My quick way of testing length is to grab the fabric, and wrap it around my head. If there seems to be enough to tie the ends, then you're good to go.
My second version was really long. I quite like it, though. The vintage fabric rather lends itself to long ends trailing through the hair.
2. Cut your fabric to size
This is easiest with a quilting mat, ruler and rotary cutter.
I removed the selvedge and used that as a straight line to measure off 5" with my ruler
Then square off the ends.
3. Pre-press short ends
Fold the short ends up 1/4" and press. This will make it easier to turn them in later.
4. Sew into a long tube
If using an overlocker (serger), you can use this trick to make turning your tube super easy. First, make a long chain of 'overlocking"
Fold the fabric around the chain, and sew along the seam edge (being careful not to get the chain caught in the stitching).  Unless you have a very long chain, you will need to give it a bit of a tug every now and then, and the sewn portion will bunch up. That's ok.
When you get to the end, the overlocker chain should be hanging out the end of the tube.
Pull on the overlocker chain to turn the tube out to the right side. It might need a bit of help folding the first little bit in to get it started. If you haven't used an overlocker for this tool, you can use a turning tool, or turn it manually (tweezers can help with this).

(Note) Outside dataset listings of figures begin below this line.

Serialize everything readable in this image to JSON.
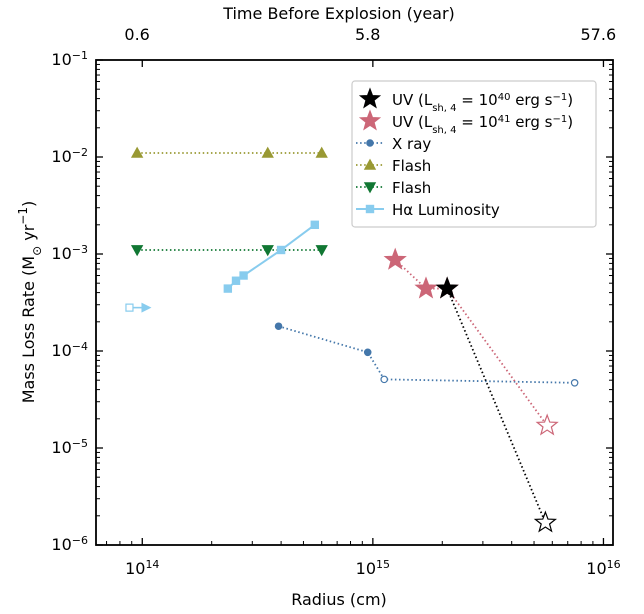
{
  "chart_data": {
    "type": "scatter",
    "title": "",
    "xlabel": "Radius (cm)",
    "ylabel": "Mass Loss Rate (M",
    "ylabel_sun": "⊙",
    "ylabel_unit": " yr",
    "ylabel_exp": "−1",
    "ylabel_close": ")",
    "top_xlabel": "Time Before Explosion (year)",
    "x_scale": "log",
    "y_scale": "log",
    "xlim": [
      63000000000000.0,
      1.1e+16
    ],
    "ylim": [
      1e-06,
      0.1
    ],
    "x_ticks": [
      {
        "value": 100000000000000.0,
        "base": "10",
        "exp": "14"
      },
      {
        "value": 1000000000000000.0,
        "base": "10",
        "exp": "15"
      },
      {
        "value": 1e+16,
        "base": "10",
        "exp": "16"
      }
    ],
    "y_ticks": [
      {
        "value": 0.1,
        "base": "10",
        "exp": "−1"
      },
      {
        "value": 0.01,
        "base": "10",
        "exp": "−2"
      },
      {
        "value": 0.001,
        "base": "10",
        "exp": "−3"
      },
      {
        "value": 0.0001,
        "base": "10",
        "exp": "−4"
      },
      {
        "value": 1e-05,
        "base": "10",
        "exp": "−5"
      },
      {
        "value": 1e-06,
        "base": "10",
        "exp": "−6"
      }
    ],
    "top_ticks": [
      {
        "label": "0.6",
        "x": 95000000000000.0
      },
      {
        "label": "5.8",
        "x": 950000000000000.0
      },
      {
        "label": "57.6",
        "x": 9500000000000000.0
      }
    ],
    "grid": false,
    "legend_position": "top-right",
    "legend": [
      {
        "label": "UV (L",
        "sub": "sh, 4",
        "mid": " = 10",
        "sup": "40",
        "tail": " erg s",
        "tail_sup": "−1",
        "end": ")",
        "marker": "star",
        "color": "#000000",
        "line": "none"
      },
      {
        "label": "UV (L",
        "sub": "sh, 4",
        "mid": " = 10",
        "sup": "41",
        "tail": " erg s",
        "tail_sup": "−1",
        "end": ")",
        "marker": "star",
        "color": "#cc6677",
        "line": "none"
      },
      {
        "label": "X ray",
        "marker": "circle",
        "color": "#4477aa",
        "line": "dotted"
      },
      {
        "label": "Flash",
        "marker": "triangle-up",
        "color": "#999933",
        "line": "dotted"
      },
      {
        "label": "Flash",
        "marker": "triangle-down",
        "color": "#117733",
        "line": "dotted"
      },
      {
        "label": "Hα Luminosity",
        "marker": "square",
        "color": "#88ccee",
        "line": "solid"
      }
    ],
    "series": [
      {
        "name": "Flash",
        "marker": "triangle-up",
        "color": "#999933",
        "line": "dotted",
        "points": [
          {
            "x": 95000000000000.0,
            "y": 0.011
          },
          {
            "x": 350000000000000.0,
            "y": 0.011
          },
          {
            "x": 600000000000000.0,
            "y": 0.011
          }
        ]
      },
      {
        "name": "Flash",
        "marker": "triangle-down",
        "color": "#117733",
        "line": "dotted",
        "points": [
          {
            "x": 95000000000000.0,
            "y": 0.0011
          },
          {
            "x": 350000000000000.0,
            "y": 0.0011
          },
          {
            "x": 600000000000000.0,
            "y": 0.0011
          }
        ]
      },
      {
        "name": "Hα Luminosity",
        "marker": "square",
        "color": "#88ccee",
        "line": "solid",
        "points": [
          {
            "x": 235000000000000.0,
            "y": 0.00044
          },
          {
            "x": 255000000000000.0,
            "y": 0.00053
          },
          {
            "x": 275000000000000.0,
            "y": 0.0006
          },
          {
            "x": 400000000000000.0,
            "y": 0.0011
          },
          {
            "x": 560000000000000.0,
            "y": 0.002
          }
        ]
      },
      {
        "name": "Hα Luminosity limit",
        "marker": "square-open-arrow",
        "color": "#88ccee",
        "line": "none",
        "points": [
          {
            "x": 88000000000000.0,
            "y": 0.00028
          }
        ]
      },
      {
        "name": "X ray",
        "marker": "circle",
        "color": "#4477aa",
        "line": "dotted",
        "points": [
          {
            "x": 390000000000000.0,
            "y": 0.00018
          },
          {
            "x": 950000000000000.0,
            "y": 9.7e-05
          },
          {
            "x": 1120000000000000.0,
            "y": 5.1e-05,
            "open": true
          },
          {
            "x": 7500000000000000.0,
            "y": 4.7e-05,
            "open": true
          }
        ]
      },
      {
        "name": "UV (Lsh,4 = 10^41 erg s^-1)",
        "marker": "star",
        "color": "#cc6677",
        "line": "dotted",
        "points": [
          {
            "x": 1250000000000000.0,
            "y": 0.00087
          },
          {
            "x": 1700000000000000.0,
            "y": 0.00044
          },
          {
            "x": 2100000000000000.0,
            "y": 0.00044
          },
          {
            "x": 5700000000000000.0,
            "y": 1.7e-05,
            "open": true
          }
        ]
      },
      {
        "name": "UV (Lsh,4 = 10^40 erg s^-1)",
        "marker": "star",
        "color": "#000000",
        "line": "dotted",
        "points": [
          {
            "x": 2100000000000000.0,
            "y": 0.00044
          },
          {
            "x": 5600000000000000.0,
            "y": 1.7e-06,
            "open": true
          }
        ]
      }
    ]
  }
}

Don't panic if you have just stitched the edge at this point. There are lots of ways to make turning a tube easier.

For something rather wide like this headband you can start folding one end over so it's right side out, and keep working that section down with your fingers.
Sometimes a pair of tweezers can help to grab the fabric if there's not much room for fingers.

Otherwise there are a different tools you can used. I have this little do-dad (pictured on the right). You thread it up the inside, and use the hook to grab the fabric and turn in through.

Another option is a turner that works like a stick and a tube.

Or you could attach a large safety pin or bodkin to one end, and use that to feed the tube inside itself until it's right way out.

6. Fold in the ends
Fold ends in along pre-pressed folds, and press again to neaten.
Stitch the ends shut, close to the folded edge
I then take a needle and thread the ends back inside the tube. If you apply a little tension, and snip close to the fabric, the thread will pop inside.
And you're done! Take that headband, and put it to good use.